AlKhonaini Arwa, Sheltami Tarek, Mahmoud Ashraf, Imam Muhammad
Computer Engineering Department, Interdisciplinary Research Center of Smart Mobility and Logistics, King Fahd University of Petroleum and Minerals, Dhahran 31261, Saudi Arabia.
Computing Department, Applied College, Imam Abdulrahman Bin Faisal University, Dammam 34212, Saudi Arabia.
Sensors (Basel). 2024 Mar 14;24(6):1870. doi: 10.3390/s24061870.
Unmanned Aerial Vehicles (UAVs) have gained significant popularity in both military and civilian applications due to their cost-effectiveness and flexibility. However, the increased utilization of UAVs raises concerns about the risk of illegal data gathering and potential criminal use. As a result, the accurate detection and identification of intruding UAVs has emerged as a critical research concern. Many algorithms have shown their effectiveness in detecting different objects through different approaches, including radio frequency (RF), computer vision (visual), and sound-based detection. This article proposes a novel approach for detecting and identifying intruding UAVs based on their RF signals by using a hierarchical reinforcement learning technique. We train a UAV agent hierarchically with multiple policies using the REINFORCE algorithm with entropy regularization term to improve the overall accuracy. The research focuses on utilizing extracted features from RF signals to detect intruding UAVs, which contributes to the field of reinforcement learning by investigating a less-explored UAV detection approach. Through extensive evaluation, our findings show the remarkable results of the proposed approach in achieving accurate RF-based detection and identification, with an outstanding detection accuracy of 99.7%. Additionally, our approach demonstrates improved cumulative return performance and reduced loss. The obtained results highlight the effectiveness of the proposed solution in enhancing UAV security and surveillance while advancing the field of UAV detection.

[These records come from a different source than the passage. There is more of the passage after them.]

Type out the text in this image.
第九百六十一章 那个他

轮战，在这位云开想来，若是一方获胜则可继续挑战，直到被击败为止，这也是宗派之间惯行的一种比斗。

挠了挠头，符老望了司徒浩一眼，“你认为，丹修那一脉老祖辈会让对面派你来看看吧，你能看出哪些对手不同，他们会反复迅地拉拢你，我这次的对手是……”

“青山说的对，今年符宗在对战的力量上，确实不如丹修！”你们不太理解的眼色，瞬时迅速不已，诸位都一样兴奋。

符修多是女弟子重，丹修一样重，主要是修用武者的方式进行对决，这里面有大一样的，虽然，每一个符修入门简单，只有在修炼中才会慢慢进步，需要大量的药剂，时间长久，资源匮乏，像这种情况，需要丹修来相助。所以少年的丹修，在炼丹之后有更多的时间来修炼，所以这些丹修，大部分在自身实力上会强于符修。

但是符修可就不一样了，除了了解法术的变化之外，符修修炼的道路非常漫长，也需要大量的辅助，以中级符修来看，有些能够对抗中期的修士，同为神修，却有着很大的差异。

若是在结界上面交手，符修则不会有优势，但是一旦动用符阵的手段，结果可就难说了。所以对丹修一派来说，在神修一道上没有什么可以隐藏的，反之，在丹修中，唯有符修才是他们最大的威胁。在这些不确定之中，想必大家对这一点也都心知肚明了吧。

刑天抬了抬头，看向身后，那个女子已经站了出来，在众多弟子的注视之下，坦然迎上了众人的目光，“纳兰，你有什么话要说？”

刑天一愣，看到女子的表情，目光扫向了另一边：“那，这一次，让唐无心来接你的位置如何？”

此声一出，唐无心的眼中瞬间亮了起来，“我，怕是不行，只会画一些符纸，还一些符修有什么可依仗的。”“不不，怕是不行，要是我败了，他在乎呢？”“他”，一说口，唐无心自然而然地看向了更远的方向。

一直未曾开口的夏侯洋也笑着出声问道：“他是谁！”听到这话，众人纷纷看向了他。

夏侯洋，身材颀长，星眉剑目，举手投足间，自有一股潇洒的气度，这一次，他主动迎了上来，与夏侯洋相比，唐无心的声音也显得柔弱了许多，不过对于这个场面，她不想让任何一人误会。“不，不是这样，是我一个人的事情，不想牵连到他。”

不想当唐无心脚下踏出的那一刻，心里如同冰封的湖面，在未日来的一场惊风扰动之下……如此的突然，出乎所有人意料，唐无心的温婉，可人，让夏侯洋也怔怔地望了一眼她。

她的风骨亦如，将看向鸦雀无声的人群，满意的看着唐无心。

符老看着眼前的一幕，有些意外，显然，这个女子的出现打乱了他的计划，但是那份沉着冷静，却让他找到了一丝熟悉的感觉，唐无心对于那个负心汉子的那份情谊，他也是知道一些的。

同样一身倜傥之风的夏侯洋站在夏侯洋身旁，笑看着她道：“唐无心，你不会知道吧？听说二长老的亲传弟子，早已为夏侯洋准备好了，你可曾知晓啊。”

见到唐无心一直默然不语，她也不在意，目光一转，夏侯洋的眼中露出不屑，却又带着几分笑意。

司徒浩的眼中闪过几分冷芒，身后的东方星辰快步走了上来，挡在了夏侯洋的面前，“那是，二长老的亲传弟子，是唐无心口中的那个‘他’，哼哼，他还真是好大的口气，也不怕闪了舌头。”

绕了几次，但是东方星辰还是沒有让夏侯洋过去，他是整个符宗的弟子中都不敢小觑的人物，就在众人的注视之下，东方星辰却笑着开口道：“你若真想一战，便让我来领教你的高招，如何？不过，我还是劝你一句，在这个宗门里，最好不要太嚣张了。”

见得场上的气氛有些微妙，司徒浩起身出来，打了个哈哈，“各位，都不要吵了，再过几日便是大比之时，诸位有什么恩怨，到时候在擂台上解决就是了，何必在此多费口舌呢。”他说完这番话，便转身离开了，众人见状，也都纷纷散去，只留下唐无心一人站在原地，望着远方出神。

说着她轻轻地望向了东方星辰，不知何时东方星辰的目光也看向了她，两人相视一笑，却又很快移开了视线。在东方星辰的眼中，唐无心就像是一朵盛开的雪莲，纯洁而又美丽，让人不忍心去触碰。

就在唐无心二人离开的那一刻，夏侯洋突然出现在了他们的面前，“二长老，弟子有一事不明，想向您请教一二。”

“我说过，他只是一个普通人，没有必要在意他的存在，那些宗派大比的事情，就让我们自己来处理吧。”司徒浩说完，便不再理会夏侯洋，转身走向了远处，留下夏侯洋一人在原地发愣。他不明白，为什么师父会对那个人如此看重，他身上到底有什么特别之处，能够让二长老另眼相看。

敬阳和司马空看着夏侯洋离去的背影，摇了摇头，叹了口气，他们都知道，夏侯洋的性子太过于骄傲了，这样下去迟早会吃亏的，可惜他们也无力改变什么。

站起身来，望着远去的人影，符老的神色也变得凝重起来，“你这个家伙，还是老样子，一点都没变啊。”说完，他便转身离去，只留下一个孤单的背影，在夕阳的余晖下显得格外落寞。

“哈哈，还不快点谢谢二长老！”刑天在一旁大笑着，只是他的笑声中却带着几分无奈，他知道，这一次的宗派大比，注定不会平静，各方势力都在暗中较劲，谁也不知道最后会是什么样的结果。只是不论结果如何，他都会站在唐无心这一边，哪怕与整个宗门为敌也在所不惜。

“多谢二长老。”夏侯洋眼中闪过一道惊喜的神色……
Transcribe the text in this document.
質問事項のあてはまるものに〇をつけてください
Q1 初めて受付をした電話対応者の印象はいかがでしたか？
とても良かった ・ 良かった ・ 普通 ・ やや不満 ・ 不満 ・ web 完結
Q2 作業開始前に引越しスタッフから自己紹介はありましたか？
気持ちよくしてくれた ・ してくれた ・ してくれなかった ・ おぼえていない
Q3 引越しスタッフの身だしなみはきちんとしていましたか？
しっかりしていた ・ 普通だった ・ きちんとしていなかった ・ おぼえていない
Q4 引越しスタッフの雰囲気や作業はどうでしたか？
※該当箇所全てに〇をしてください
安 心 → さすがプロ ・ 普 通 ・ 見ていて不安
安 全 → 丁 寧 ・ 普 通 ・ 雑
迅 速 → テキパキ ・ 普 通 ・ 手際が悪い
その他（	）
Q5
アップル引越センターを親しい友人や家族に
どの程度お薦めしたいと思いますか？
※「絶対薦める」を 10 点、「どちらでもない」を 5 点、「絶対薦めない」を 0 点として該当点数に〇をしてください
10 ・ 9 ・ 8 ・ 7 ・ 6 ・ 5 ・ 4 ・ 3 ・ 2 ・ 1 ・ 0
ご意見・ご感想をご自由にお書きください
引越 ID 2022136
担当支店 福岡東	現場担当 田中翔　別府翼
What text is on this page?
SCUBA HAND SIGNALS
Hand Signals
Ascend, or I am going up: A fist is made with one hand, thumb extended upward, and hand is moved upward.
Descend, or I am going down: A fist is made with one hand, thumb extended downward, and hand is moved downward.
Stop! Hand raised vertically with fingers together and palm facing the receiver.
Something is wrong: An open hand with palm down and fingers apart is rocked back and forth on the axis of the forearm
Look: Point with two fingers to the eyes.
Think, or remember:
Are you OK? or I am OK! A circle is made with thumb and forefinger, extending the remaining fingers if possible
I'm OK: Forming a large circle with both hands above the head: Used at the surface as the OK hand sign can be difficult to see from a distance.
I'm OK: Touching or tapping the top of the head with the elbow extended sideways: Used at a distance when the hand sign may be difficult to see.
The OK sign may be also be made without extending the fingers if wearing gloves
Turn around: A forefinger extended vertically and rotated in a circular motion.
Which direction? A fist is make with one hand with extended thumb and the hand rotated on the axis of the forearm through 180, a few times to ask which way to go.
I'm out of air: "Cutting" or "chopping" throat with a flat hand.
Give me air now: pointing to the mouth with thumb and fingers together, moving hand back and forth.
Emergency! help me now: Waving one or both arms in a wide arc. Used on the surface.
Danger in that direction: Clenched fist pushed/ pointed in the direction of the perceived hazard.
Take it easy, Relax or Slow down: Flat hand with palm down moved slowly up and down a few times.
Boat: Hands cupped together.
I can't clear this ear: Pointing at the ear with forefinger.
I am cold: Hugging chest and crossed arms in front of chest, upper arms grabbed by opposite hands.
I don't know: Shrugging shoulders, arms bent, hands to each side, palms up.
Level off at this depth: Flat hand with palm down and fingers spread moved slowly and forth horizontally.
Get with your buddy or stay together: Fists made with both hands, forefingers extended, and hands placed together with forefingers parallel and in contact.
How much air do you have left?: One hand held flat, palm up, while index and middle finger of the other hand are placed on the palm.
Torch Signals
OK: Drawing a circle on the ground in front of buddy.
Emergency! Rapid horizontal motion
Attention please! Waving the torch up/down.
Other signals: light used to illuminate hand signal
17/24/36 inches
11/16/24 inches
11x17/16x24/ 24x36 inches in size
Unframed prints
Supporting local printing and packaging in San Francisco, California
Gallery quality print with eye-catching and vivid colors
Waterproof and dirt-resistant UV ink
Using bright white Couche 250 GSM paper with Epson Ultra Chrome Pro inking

无人机(UAVs)因其成本效益和灵活性,在军事和民用应用中都广受欢迎。然而,无人机使用的增加引发了对非法数据收集风险和潜在犯罪用途的担忧。因此,准确检测和识别入侵无人机已成为一个关键的研究关注点。许多算法通过不同方法,包括射频(RF)、计算机视觉(视觉)和基于声音的检测,在检测不同物体方面显示出有效性。本文提出一种基于分层强化学习技术,通过入侵无人机的射频信号进行检测和识别的新方法。我们使用带有熵正则化项的REINFORCE算法,通过多个策略对无人机智能体进行分层训练,以提高整体准确性。该研究专注于利用从射频信号中提取的特征来检测入侵无人机,通过研究一种较少探索的无人机检测方法,为强化学习领域做出贡献。通过广泛评估,我们的研究结果表明所提方法在实现基于射频的准确检测和识别方面取得了显著成果,检测准确率高达99.7%。此外,我们的方法展示了改进的累积回报性能和减少的损失。所获结果突出了所提解决方案在增强无人机安全性和监控方面的有效性,同时推动了无人机检测领域的发展。